Eight things from the lightless deep

DC·06 Deep Cuts
The deep ocean hides an eye the size of a dinner plate

The deep ocean hides an eye the size of a dinner plate

The colossal squid has the largest eyes ever measured on any animal — roughly 27 centimetres across, about the size of a dinner plate. In the lightless deep, eyes that enormous gather every faint photon, helping the squid spot the dim glow of an approaching predator, like a diving whale, long before it arrives.
Sometimes the sea glows milky white for weeks

Sometimes the sea glows milky white for weeks

On rare nights, huge stretches of ocean shine a soft, steady white — bright enough to read by and broad enough to be seen from space. The light comes from countless luminous bacteria switching on together once their numbers grow high enough. One 2019 event lit up about 100,000 square kilometres of sea and lasted more than 40 nights.
Whole worlds thrive where the sun has never reached

Whole worlds thrive where the sun has never reached

Around deep-sea vents, water superheated to roughly 400°C pours from mineral chimneys — yet dense communities flourish there in total darkness. Instead of feeding on sunlight, the bacteria at the base of the food web harvest energy straight from the chemicals in the vent fluid. It was the first proof that life on Earth doesn't always need the sun.
One dead whale can feed the deep for fifty years

One dead whale can feed the deep for fifty years

When a great whale dies and sinks, its body becomes a feast on the barren seafloor. Scavengers strip the flesh within months, but the slow story lasts far longer: bacteria break down the fat locked inside its bones for 50 years or more, sustaining dozens of specialised species that live almost nowhere else.
There's ice on the seafloor that catches fire

There's ice on the seafloor that catches fire

In cold, high-pressure water, methane gets trapped inside cages of frozen water, forming what looks like dirty snow.
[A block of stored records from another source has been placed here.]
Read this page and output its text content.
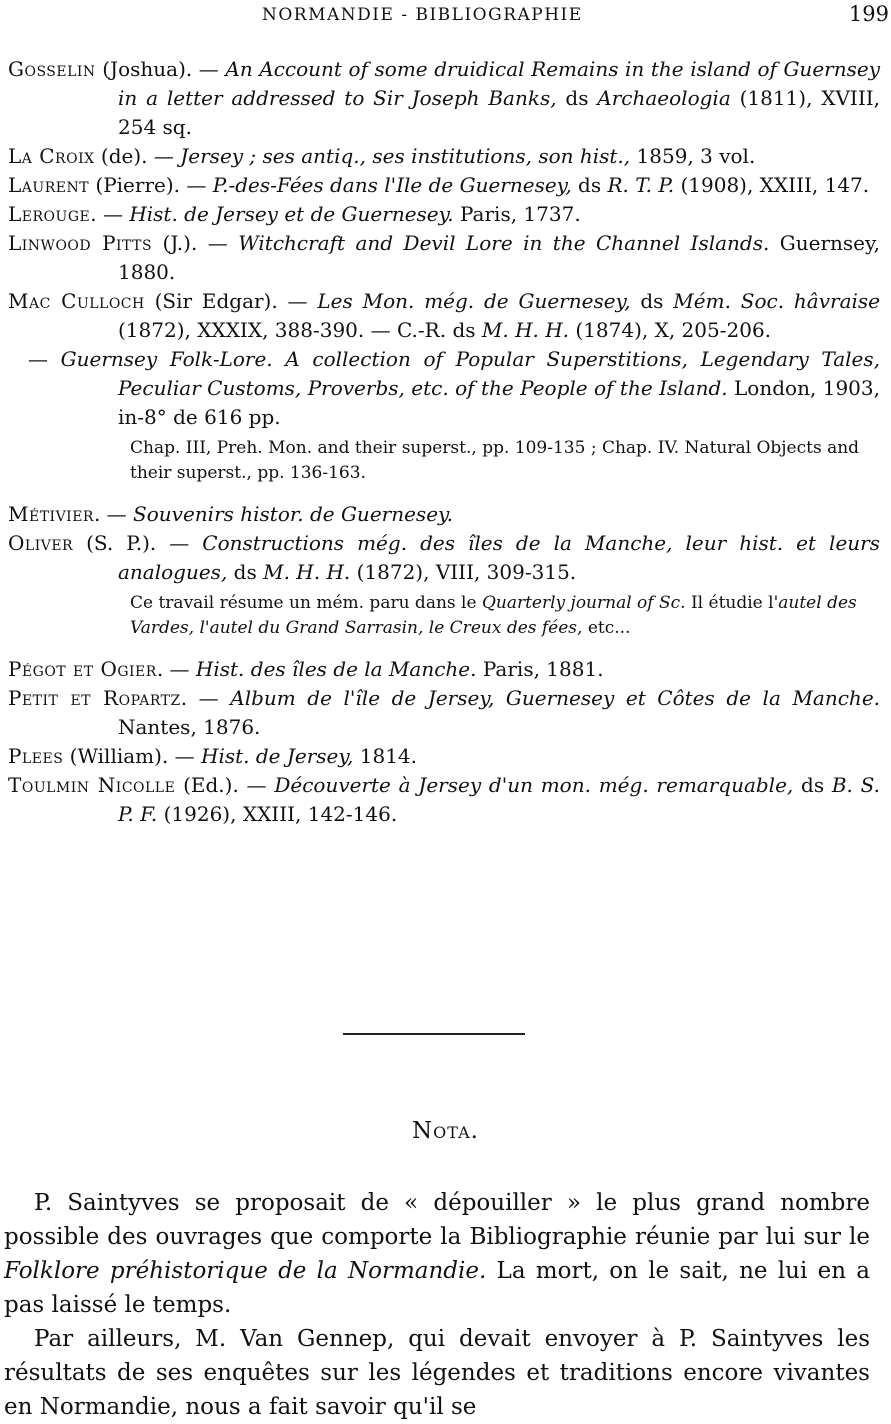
NORMANDIE - BIBLIOGRAPHIE	199

Gosselin (Joshua). — An Account of some druidical Remains in the island of Guernsey in a letter addressed to Sir Joseph Banks, ds Archaeologia (1811), XVIII, 254 sq.

La Croix (de). — Jersey ; ses antiq., ses institutions, son hist., 1859, 3 vol.

Laurent (Pierre). — P.-des-Fées dans l'Ile de Guernesey, ds R. T. P. (1908), XXIII, 147.

Lerouge. — Hist. de Jersey et de Guernesey. Paris, 1737.

Linwood Pitts (J.). — Witchcraft and Devil Lore in the Channel Islands. Guernsey, 1880.

Mac Culloch (Sir Edgar). — Les Mon. még. de Guernesey, ds Mém. Soc. hâvraise (1872), XXXIX, 388-390. — C.-R. ds M. H. H. (1874), X, 205-206.

— Guernsey Folk-Lore. A collection of Popular Superstitions, Legendary Tales, Peculiar Customs, Proverbs, etc. of the People of the Island. London, 1903, in-8° de 616 pp.

Chap. III, Preh. Mon. and their superst., pp. 109-135 ; Chap. IV. Natural Objects and their superst., pp. 136-163.

Métivier. — Souvenirs histor. de Guernesey.

Oliver (S. P.). — Constructions még. des îles de la Manche, leur hist. et leurs analogues, ds M. H. H. (1872), VIII, 309-315.

Ce travail résume un mém. paru dans le Quarterly journal of Sc. Il étudie l'autel des Vardes, l'autel du Grand Sarrasin, le Creux des fées, etc...

Pégot et Ogier. — Hist. des îles de la Manche. Paris, 1881.

Petit et Ropartz. — Album de l'île de Jersey, Guernesey et Côtes de la Manche. Nantes, 1876.

Plees (William). — Hist. de Jersey, 1814.

Toulmin Nicolle (Ed.). — Découverte à Jersey d'un mon. még. remarquable, ds B. S. P. F. (1926), XXIII, 142-146.

Nota.

P. Saintyves se proposait de « dépouiller » le plus grand nombre possible des ouvrages que comporte la Bibliographie réunie par lui sur le Folklore préhistorique de la Normandie. La mort, on le sait, ne lui en a pas laissé le temps.

Par ailleurs, M. Van Gennep, qui devait envoyer à P. Saintyves les résultats de ses enquêtes sur les légendes et traditions encore vivantes en Normandie, nous a fait savoir qu'il se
Bring a piece to the surface, hold a flame to it, and it burns — the ice melts while the freed gas ignites. These 'flammable ice' deposits lie worldwide, mostly between 500 and 3,000 metres deep.
It dives a mile down on a single breath

It dives a mile down on a single breath

To hunt squid in the crushing dark, a sperm whale dives on one lungful of air — routinely past 1,000 metres, sometimes beyond 2,000, with the deepest recorded dives near 3 kilometres. It can stay under for up to two hours, navigating by echolocation in water pressure that would instantly crush a human body.
A fish thought dead for 66 million years turned up alive

A fish thought dead for 66 million years turned up alive

Coelacanths were known only from fossils and assumed to have vanished with the dinosaurs about 66 million years ago. Then in 1938 a museum curator spotted one in a fisherman's catch off South Africa — alive. This heavy, lobe-finned fish belongs to a lineage close to the ancestors of all land animals, including us.
This jellyfish screams for help in spinning light

This jellyfish screams for help in spinning light

When something attacks this deep-sea jellyfish, it doesn't flee quietly — it erupts in spinning rings of blue light. The flash can't hurt a predator, but it can summon a bigger one. By spotlighting its attacker, the jelly turns the hunter into prey and slips away in the chaos. The display can last up to ten minutes.